Ainda conforme o delegado, que responde pela direção do Departamento Metropolitano da Polícia Civil, a área acabou descartada após o trabalho, de modo que não haverá nova busca no local. “Viemos para fazer uma averiguação, mas os bombeiros disseram que o trabalho nesta área foi encerrado.”
Ministério Público garante buscas
O ex-marido de Silvana, o policial militar Cristiano Domingues Francisco, e outras duas pessoas são réus por duplo feminicídio, homicídio e ocultação de cadáver no caso da família Aguiar.

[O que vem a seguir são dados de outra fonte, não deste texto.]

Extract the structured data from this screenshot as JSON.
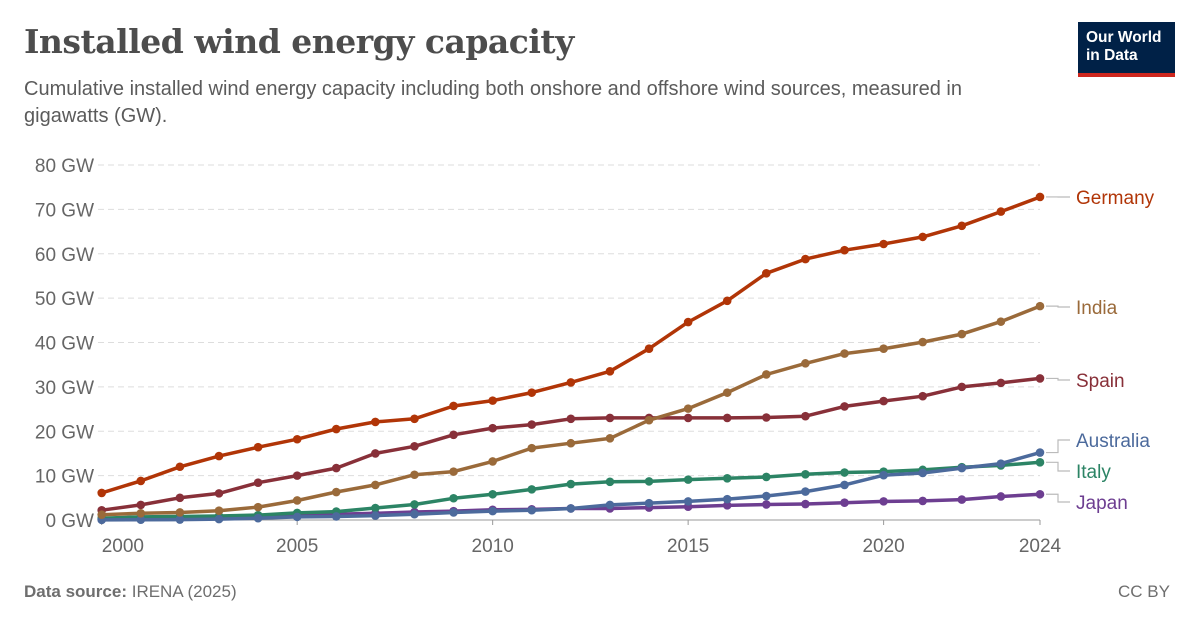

A denúncia do Ministério Público do Rio Grande do Sul contra o brigadiano, a atual companheira dele e o irmão dele foi aceita pela Justiça em maio de 2026. Na época, o MP marcou até uma coletiva para tratar do caso.
Os promotores de Justiça deixaram claro que as buscas continuariam até que fossem encontrados os corpos das três vítimas, mesmo após os indiciamentos dos envolvidos.
“Ainda não termos encontrado os corpos é algo que certamente não desistiremos”, avisou a promotora Carla Feijó. “É um desfecho que precisamos dar. Vai além de um desfecho jurídico. Precisamos localizar os corpos para haver o rito do luto, que é tão necessário.”
Segundo o delegado Anderson Spier, que respondeu pelo inquérito, buscas têm sido executadas pela Polícia Civil e Corpo de Bombeiros de modo sistemático desde o início da apuração.
“Sempre que surge uma informação nova, existe uma preocupação de ir até o local e descartar a suspeita sobre a área”, esclarece. “Agora, houve uma denúncia envolvendo Canoas e concentramos novas buscas.”
Entenda o caso
Silvana Germann de Aguiar foi vista pela última vez no dia 24 de janeiro, já que supostamente saiu de casa para encontrar um amigo em direção a Gramado, na Serra gaúcha. Os pais dela, Isail Vieira de Aguiar e Dalmira Germann de Aguiar, desapareceram no dia seguinte, 25 de janeiro, após saírem de casa para procurar a filha.
Uma publicação por meio de uma rede social de Silvana é considerada crucial para a investigação, segundo a Polícia Civil.
Ainda no dia 24 de janeiro, foi publicado que ela havia sofrido um acidente de trânsito quando retornava de Gramado, mas que estava “bem”.
A motivação dos crimes está relacionada a conflitos envolvendo a guarda e a convivência do filho de Silvana com o PM, além do inconformismo com limites impostos pela vítima durante a guarda da criança, após a polícia.
Anderson, vale lembrar, era um soldado lotado no 15º Batalhão da Polícia Militar (BPM) de Canoas. O inquérito inclusive apontou que ele chegou a trabalhar em Canoas com o celular da ex-mulher morta no bolso da farda.